Pardon us for asking, but was that Julia Gillard really announcing the withdrawal of Australia’s 1550 troops from Afghanistan? We’re double checking, because this is the same Prime Minister who 18 months ago said the mission could last another decade. Nonetheless, the big question that remains unresolved since Ms Gillard’s much publicised speech this week is whether our troops get out quickly or get out slowly. In either scenario, Kabul’s fate will ultimately be determined by the Afghans once the US-led Coalition leaves. The omens are not good.

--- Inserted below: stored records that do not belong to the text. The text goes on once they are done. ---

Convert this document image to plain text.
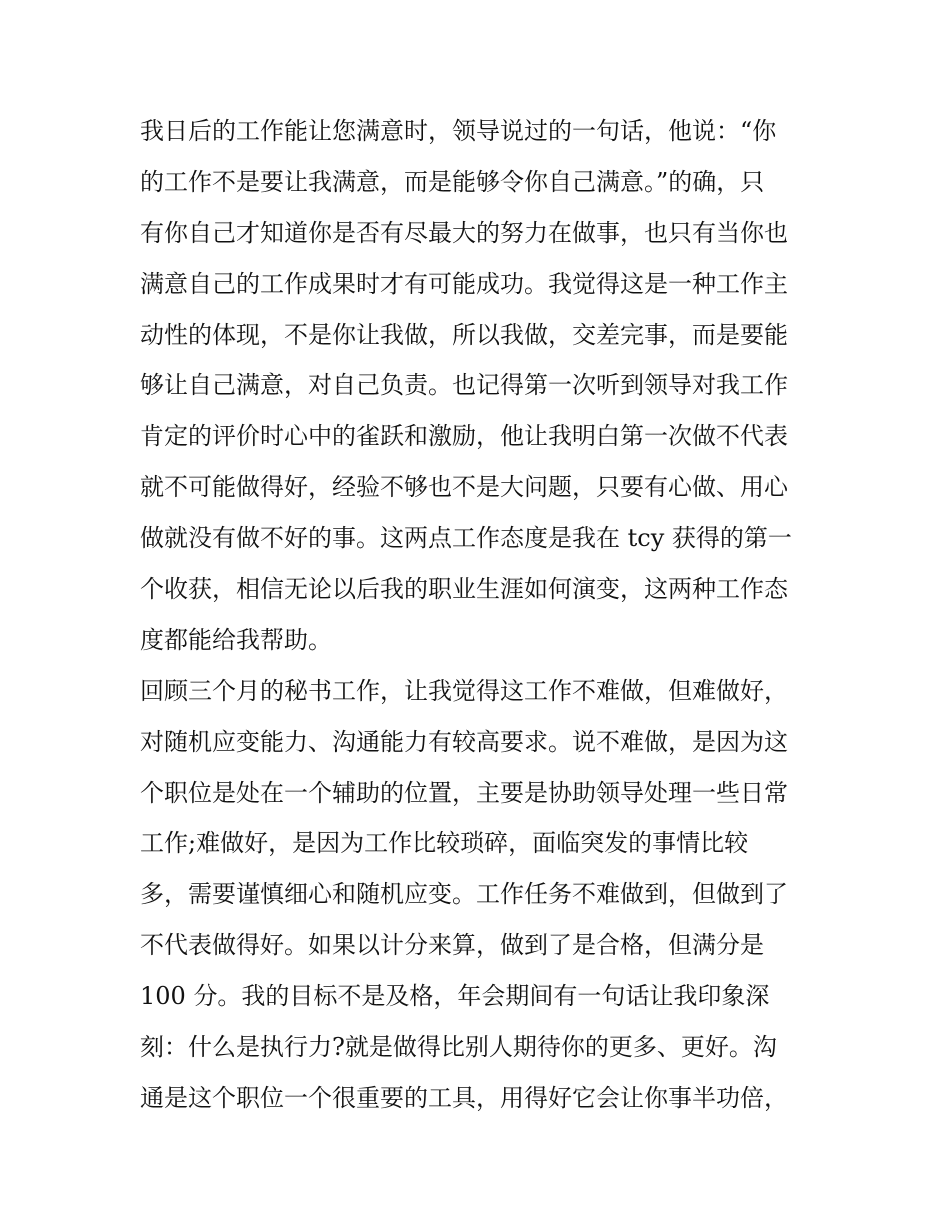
我日后的工作能让您满意时，领导说过的一句话，他说：“你
的工作不是要让我满意，而是能够令你自己满意。”的确，只
有你自己才知道你是否有尽最大的努力在做事，也只有当你也
满意自己的工作成果时才有可能成功。我觉得这是一种工作主
动性的体现，不是你让我做，所以我做，交差完事，而是要能
够让自己满意，对自己负责。也记得第一次听到领导对我工作
肯定的评价时心中的雀跃和激励，他让我明白第一次做不代表
就不可能做得好，经验不够也不是大问题，只要有心做、用心
做就没有做不好的事。这两点工作态度是我在 tcy 获得的第一
个收获，相信无论以后我的职业生涯如何演变，这两种工作态
度都能给我帮助。
回顾三个月的秘书工作，让我觉得这工作不难做，但难做好，
对随机应变能力、沟通能力有较高要求。说不难做，是因为这
个职位是处在一个辅助的位置，主要是协助领导处理一些日常
工作;难做好，是因为工作比较琐碎，面临突发的事情比较
多，需要谨慎细心和随机应变。工作任务不难做到，但做到了
不代表做得好。如果以计分来算，做到了是合格，但满分是
100 分。我的目标不是及格，年会期间有一句话让我印象深
刻：什么是执行力?就是做得比别人期待你的更多、更好。沟
通是这个职位一个很重要的工具，用得好它会让你事半功倍，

We are among the few media voices in this country who have argued in recent years that we have lost the war; and that even if we stayed for another century, we would change nothing in this implacably alien and xenophobic land. Harmid Karzai’s government, riven with internal conflict and endemic corruption, is rotten to the core. The Afghan army and police, lacking pride, personnel, equipment and training, are unlikely to become capable of sustaining a war against the insurgents after we leave. The Taleban will still constitute a threat, because they will still live there when Coalition forces turn tail and run. And the Afghan people know it. As a leaked US intelligence report ‘The State of the Taleban’ recently revealed, Afghans are coming to grips with the return of their former rulers and subsequently may even welcome a return to some semblance of stability after more than a decade of widespread chaos.

If we are quitting anyway in 18 months, as the Prime Minister and Opposition leader appear to agree, why not leave now? After all, Osama bin Laden is dead. Leading Islamist terrorists have long been either captured or killed. Al-Qa’eda has been missing in action on the ground for years. Ms Gillard and Mr Abbott will try to spin the war as some sort of victory. The truth, though, is that the long and costly campaign will end badly. If victory is defined as achieving the objective of creating a viable democratic state and ending a war with Western security enhanced, then Afghanistan, like Iraq, should be counted as an expensive defeat. And if failure in Afghanistan were bad enough, bear in mind that Washington’s meddling in central Asia has damaged relations with nuclear-armed Pakistan and reinforced strident anti-Americanism in that former ally.

The great British historian A.J.P. Taylor once said that the road to hell is paved with good intentions. And there is no question that the decision in 2001 to invade Afghanistan and topple the turbaned tyrants in cahoots with the 9/11 perpetrators was morally right and strategically sound. But it’s neither in our competence nor our interest to conduct a foreign policy based on the illusion that democracy is an export commodity in the Muslim world. Too bad it’s taken a quagmire in what is known as the ‘graveyard of empires’ to shatter that naive ideal. 

In praise of Bob Brown

‘All political careers end in failure.’ Not so. We are delighted to say that in Australia there are a few notable exceptions to this rule, and we congratulate Bob Brown for joining Bob Menzies in defying Enoch Powell’s iron-clad law of political survival by resigning at the peak of his powers. Knowing when to jump is the one sure way of ensuring a satisfactory political legacy in these treacherous days of Prime Ministers being stabbed in the back by their own parties, or being unceremoniously bundled out of parliament by their own constituents.

Although the Greens icon never made it to PM, he came as close as a minority party leader ever can. Uncomfortably close, as the country is about to learn with the introduction of the unpopular carbon tax, the pointless mining tax, and whatever other rotting bones Wayne Swan intends to throw to the rabid Greens in his imminent ‘back to surplus’ budget. Less than three hours after our editorial last week had hit the newsstands – in which we called for the mainstream media to take a closer look at the more extreme and damaging aspects of the Greens leader’s ideology – the Senator had run up the white flag and decided to call it quits. We’d love to take the credit, but the more likely explanation is that Mr Brown, having sifted through the entrails of the Queensland election, realised that the Greens have peaked and it’s downhill from here on in. The unwavering polls pointing to a Coalition victory with a vengeance would have been ringing in his ears as much as the pleas from his partner for them to spend more time together. Clearly, Bob Brown has no desire to be branded a failure. Enoch Powell and Robert Menzies would be impressed.